Health boost

By XAVIER SMERDON
WERRIBEE will be home to a new $41.2 million inter-professional health clinic with Victoria University successfully gaining funding from the Federal Government.
The university has been given the green light, along with $22.9 million, to build clinic that will be run by students at the Werribee campus.
The clinic will provide “structured opportunities for trainee doctors, nurses, paramedics and other professionals to learn and practice together in cross disciplinary teams”.
The student-led centre will be under academic and practitioner supervision and will allow students to fine-tune their clinical skills while providing much needed health services to the community.
Victoria University Vice-Chancellor, Professor Peter Dawkins, said it would enhance health education and the provision of health services in Wyndham.

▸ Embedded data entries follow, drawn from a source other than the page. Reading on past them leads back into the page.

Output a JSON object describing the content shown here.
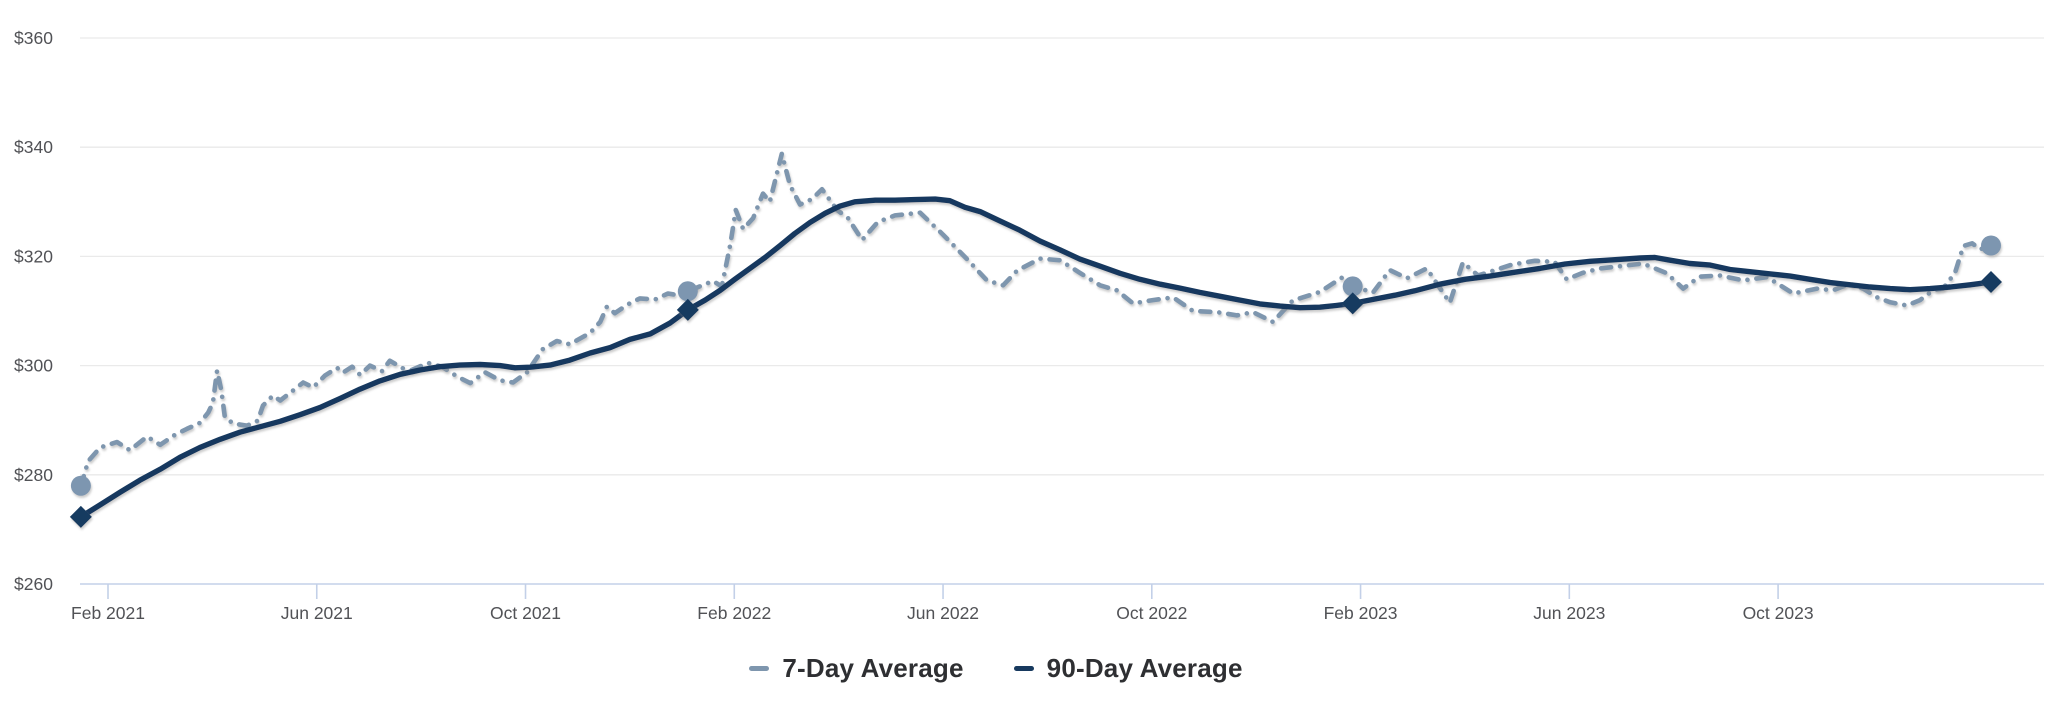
{
  "chart_data": {
    "type": "line",
    "title": "",
    "x_axis": {
      "unit": "months_since_2021-01-01",
      "grid": false,
      "ticks": [
        {
          "m": 1,
          "label": "Feb 2021"
        },
        {
          "m": 5,
          "label": "Jun 2021"
        },
        {
          "m": 9,
          "label": "Oct 2021"
        },
        {
          "m": 13,
          "label": "Feb 2022"
        },
        {
          "m": 17,
          "label": "Jun 2022"
        },
        {
          "m": 21,
          "label": "Oct 2022"
        },
        {
          "m": 25,
          "label": "Feb 2023"
        },
        {
          "m": 29,
          "label": "Jun 2023"
        },
        {
          "m": 33,
          "label": "Oct 2023"
        }
      ]
    },
    "y_axis": {
      "unit": "USD",
      "range": [
        260,
        360
      ],
      "grid": true,
      "ticks": [
        {
          "v": 260,
          "label": "$260"
        },
        {
          "v": 280,
          "label": "$280"
        },
        {
          "v": 300,
          "label": "$300"
        },
        {
          "v": 320,
          "label": "$320"
        },
        {
          "v": 340,
          "label": "$340"
        },
        {
          "v": 360,
          "label": "$360"
        }
      ]
    },
    "legend_position": "bottom-center",
    "style": {
      "gridline_color": "#eaeaea",
      "axis_line_color": "#ccd7ec",
      "tick_color": "#c3d0e8",
      "axis_label_color": "#515256",
      "legend_text_color": "#2e2f32",
      "background": "#ffffff"
    },
    "series": [
      {
        "name": "7-Day Average",
        "color": "#7E96AE",
        "line_style": "dashed",
        "marker": "circle",
        "marker_color": "#7D96B0",
        "anchor_points": [
          [
            0.48,
            278.0
          ],
          [
            12.11,
            313.6
          ],
          [
            24.85,
            314.5
          ],
          [
            37.08,
            322.0
          ]
        ],
        "points": [
          [
            0.48,
            278.0
          ],
          [
            0.62,
            282.5
          ],
          [
            0.85,
            285.0
          ],
          [
            1.17,
            286.0
          ],
          [
            1.42,
            284.5
          ],
          [
            1.75,
            287.0
          ],
          [
            2.0,
            285.5
          ],
          [
            2.28,
            287.3
          ],
          [
            2.51,
            288.4
          ],
          [
            2.76,
            289.5
          ],
          [
            2.92,
            291.4
          ],
          [
            3.01,
            293.2
          ],
          [
            3.09,
            299.1
          ],
          [
            3.17,
            295.5
          ],
          [
            3.24,
            290.5
          ],
          [
            3.4,
            289.4
          ],
          [
            3.66,
            289.0
          ],
          [
            3.87,
            289.9
          ],
          [
            3.97,
            292.7
          ],
          [
            4.16,
            294.5
          ],
          [
            4.3,
            293.6
          ],
          [
            4.54,
            295.4
          ],
          [
            4.74,
            296.9
          ],
          [
            4.93,
            296.0
          ],
          [
            5.16,
            298.2
          ],
          [
            5.39,
            299.6
          ],
          [
            5.5,
            298.7
          ],
          [
            5.68,
            299.8
          ],
          [
            5.83,
            298.3
          ],
          [
            6.02,
            300.0
          ],
          [
            6.25,
            299.0
          ],
          [
            6.4,
            300.9
          ],
          [
            6.65,
            299.5
          ],
          [
            6.82,
            299.2
          ],
          [
            7.13,
            300.5
          ],
          [
            7.4,
            299.8
          ],
          [
            7.69,
            298.0
          ],
          [
            7.94,
            296.8
          ],
          [
            8.22,
            298.8
          ],
          [
            8.51,
            297.3
          ],
          [
            8.76,
            296.9
          ],
          [
            9.03,
            298.8
          ],
          [
            9.33,
            303.0
          ],
          [
            9.6,
            304.5
          ],
          [
            9.85,
            303.9
          ],
          [
            10.24,
            306.0
          ],
          [
            10.43,
            308.0
          ],
          [
            10.56,
            310.8
          ],
          [
            10.71,
            309.6
          ],
          [
            10.96,
            311.2
          ],
          [
            11.19,
            312.3
          ],
          [
            11.48,
            312.1
          ],
          [
            11.73,
            313.2
          ],
          [
            11.92,
            312.9
          ],
          [
            12.11,
            313.6
          ],
          [
            12.34,
            314.5
          ],
          [
            12.59,
            315.5
          ],
          [
            12.76,
            314.5
          ],
          [
            12.92,
            322.0
          ],
          [
            13.03,
            328.5
          ],
          [
            13.17,
            325.0
          ],
          [
            13.36,
            327.0
          ],
          [
            13.55,
            331.5
          ],
          [
            13.68,
            330.0
          ],
          [
            13.91,
            338.8
          ],
          [
            14.07,
            333.0
          ],
          [
            14.26,
            329.5
          ],
          [
            14.49,
            330.5
          ],
          [
            14.68,
            332.3
          ],
          [
            14.97,
            328.5
          ],
          [
            15.18,
            327.0
          ],
          [
            15.45,
            323.0
          ],
          [
            15.75,
            326.3
          ],
          [
            16.08,
            327.5
          ],
          [
            16.56,
            328.0
          ],
          [
            17.0,
            324.0
          ],
          [
            17.46,
            319.5
          ],
          [
            17.84,
            315.6
          ],
          [
            18.15,
            314.7
          ],
          [
            18.42,
            317.4
          ],
          [
            18.86,
            319.6
          ],
          [
            19.24,
            319.3
          ],
          [
            19.62,
            317.0
          ],
          [
            20.01,
            314.7
          ],
          [
            20.33,
            313.8
          ],
          [
            20.64,
            311.4
          ],
          [
            21.02,
            312.0
          ],
          [
            21.41,
            312.5
          ],
          [
            21.79,
            310.0
          ],
          [
            22.25,
            309.8
          ],
          [
            22.63,
            309.2
          ],
          [
            22.94,
            309.8
          ],
          [
            23.32,
            308.0
          ],
          [
            23.7,
            311.9
          ],
          [
            24.22,
            313.5
          ],
          [
            24.66,
            316.2
          ],
          [
            24.85,
            314.5
          ],
          [
            25.24,
            313.4
          ],
          [
            25.56,
            317.5
          ],
          [
            25.89,
            316.0
          ],
          [
            26.27,
            317.8
          ],
          [
            26.71,
            311.5
          ],
          [
            26.96,
            318.9
          ],
          [
            27.25,
            316.5
          ],
          [
            27.58,
            317.5
          ],
          [
            27.9,
            318.5
          ],
          [
            28.34,
            319.2
          ],
          [
            28.72,
            319.0
          ],
          [
            28.95,
            315.8
          ],
          [
            29.26,
            317.0
          ],
          [
            29.59,
            317.8
          ],
          [
            29.97,
            318.2
          ],
          [
            30.41,
            318.7
          ],
          [
            30.87,
            316.9
          ],
          [
            31.18,
            314.1
          ],
          [
            31.5,
            316.3
          ],
          [
            31.89,
            316.5
          ],
          [
            32.33,
            315.6
          ],
          [
            32.79,
            316.2
          ],
          [
            33.29,
            313.2
          ],
          [
            33.75,
            314.1
          ],
          [
            34.05,
            313.8
          ],
          [
            34.38,
            315.0
          ],
          [
            34.63,
            314.1
          ],
          [
            34.9,
            312.5
          ],
          [
            35.15,
            311.6
          ],
          [
            35.47,
            311.0
          ],
          [
            35.72,
            312.0
          ],
          [
            35.97,
            313.8
          ],
          [
            36.16,
            314.1
          ],
          [
            36.39,
            317.0
          ],
          [
            36.55,
            321.9
          ],
          [
            36.72,
            322.4
          ],
          [
            36.87,
            321.3
          ],
          [
            37.08,
            322.0
          ]
        ]
      },
      {
        "name": "90-Day Average",
        "color": "#17395E",
        "line_style": "solid",
        "marker": "diamond",
        "marker_color": "#133A60",
        "anchor_points": [
          [
            0.48,
            272.3
          ],
          [
            12.11,
            310.2
          ],
          [
            24.85,
            311.4
          ],
          [
            37.08,
            315.3
          ]
        ],
        "points": [
          [
            0.48,
            272.3
          ],
          [
            0.85,
            274.5
          ],
          [
            1.23,
            276.8
          ],
          [
            1.61,
            279.0
          ],
          [
            2.0,
            281.0
          ],
          [
            2.38,
            283.2
          ],
          [
            2.76,
            285.0
          ],
          [
            3.15,
            286.5
          ],
          [
            3.53,
            287.8
          ],
          [
            3.91,
            288.8
          ],
          [
            4.3,
            289.8
          ],
          [
            4.68,
            291.0
          ],
          [
            5.06,
            292.3
          ],
          [
            5.45,
            294.0
          ],
          [
            5.83,
            295.7
          ],
          [
            6.21,
            297.2
          ],
          [
            6.6,
            298.4
          ],
          [
            6.98,
            299.2
          ],
          [
            7.36,
            299.8
          ],
          [
            7.74,
            300.1
          ],
          [
            8.13,
            300.2
          ],
          [
            8.51,
            300.0
          ],
          [
            8.8,
            299.6
          ],
          [
            9.09,
            299.7
          ],
          [
            9.47,
            300.1
          ],
          [
            9.85,
            301.0
          ],
          [
            10.24,
            302.3
          ],
          [
            10.62,
            303.3
          ],
          [
            11.0,
            304.8
          ],
          [
            11.39,
            305.8
          ],
          [
            11.77,
            307.8
          ],
          [
            12.11,
            310.2
          ],
          [
            12.44,
            312.0
          ],
          [
            12.73,
            313.8
          ],
          [
            13.01,
            315.8
          ],
          [
            13.3,
            317.8
          ],
          [
            13.59,
            319.8
          ],
          [
            13.88,
            322.0
          ],
          [
            14.16,
            324.2
          ],
          [
            14.45,
            326.2
          ],
          [
            14.74,
            327.9
          ],
          [
            15.02,
            329.2
          ],
          [
            15.31,
            330.0
          ],
          [
            15.7,
            330.3
          ],
          [
            16.08,
            330.3
          ],
          [
            16.46,
            330.4
          ],
          [
            16.85,
            330.5
          ],
          [
            17.13,
            330.2
          ],
          [
            17.42,
            329.0
          ],
          [
            17.71,
            328.2
          ],
          [
            18.09,
            326.5
          ],
          [
            18.47,
            324.8
          ],
          [
            18.86,
            322.8
          ],
          [
            19.24,
            321.2
          ],
          [
            19.62,
            319.5
          ],
          [
            20.01,
            318.2
          ],
          [
            20.39,
            316.9
          ],
          [
            20.77,
            315.8
          ],
          [
            21.16,
            314.9
          ],
          [
            21.54,
            314.2
          ],
          [
            21.92,
            313.4
          ],
          [
            22.31,
            312.7
          ],
          [
            22.69,
            312.0
          ],
          [
            23.07,
            311.3
          ],
          [
            23.46,
            310.9
          ],
          [
            23.84,
            310.6
          ],
          [
            24.22,
            310.7
          ],
          [
            24.53,
            311.0
          ],
          [
            24.85,
            311.4
          ],
          [
            25.28,
            312.2
          ],
          [
            25.66,
            312.9
          ],
          [
            26.04,
            313.7
          ],
          [
            26.52,
            314.9
          ],
          [
            27.0,
            315.8
          ],
          [
            27.48,
            316.4
          ],
          [
            27.96,
            317.1
          ],
          [
            28.44,
            317.8
          ],
          [
            28.92,
            318.6
          ],
          [
            29.4,
            319.1
          ],
          [
            29.88,
            319.4
          ],
          [
            30.36,
            319.7
          ],
          [
            30.64,
            319.8
          ],
          [
            30.93,
            319.3
          ],
          [
            31.31,
            318.7
          ],
          [
            31.7,
            318.4
          ],
          [
            32.08,
            317.6
          ],
          [
            32.46,
            317.2
          ],
          [
            32.85,
            316.8
          ],
          [
            33.23,
            316.4
          ],
          [
            33.61,
            315.8
          ],
          [
            34.0,
            315.2
          ],
          [
            34.38,
            314.8
          ],
          [
            34.76,
            314.4
          ],
          [
            35.15,
            314.1
          ],
          [
            35.53,
            313.9
          ],
          [
            35.91,
            314.1
          ],
          [
            36.3,
            314.4
          ],
          [
            36.68,
            314.8
          ],
          [
            37.08,
            315.3
          ]
        ]
      }
    ]
  }
}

“This Werribee clinic will be accessible to the public. It will be linked to similar existing clinics at St Albans campus and at Footscray (Whitten Oval), and complement existing health care provision by working collaboratively with partners in the western region,” Professor Dawkins said.
“It will deliver innovative curricula changes across the University’s health-related awards and enhanced pathways between disciplines.”
Minister for Tertiary Education, Senator Chris Evans, said the project meant only good things for Wyndham.
“The project will have an immediate impact in the Werribee district and other suburbs in the outer-western metropolitan region of Melbourne,” Senator Evans said.
“That is good news for students and good news for the Victorian economy.”
The Gillard Government also announced that it will invest $377 million in new state-of-the-art teaching and learning facilities at university campuses across the nation.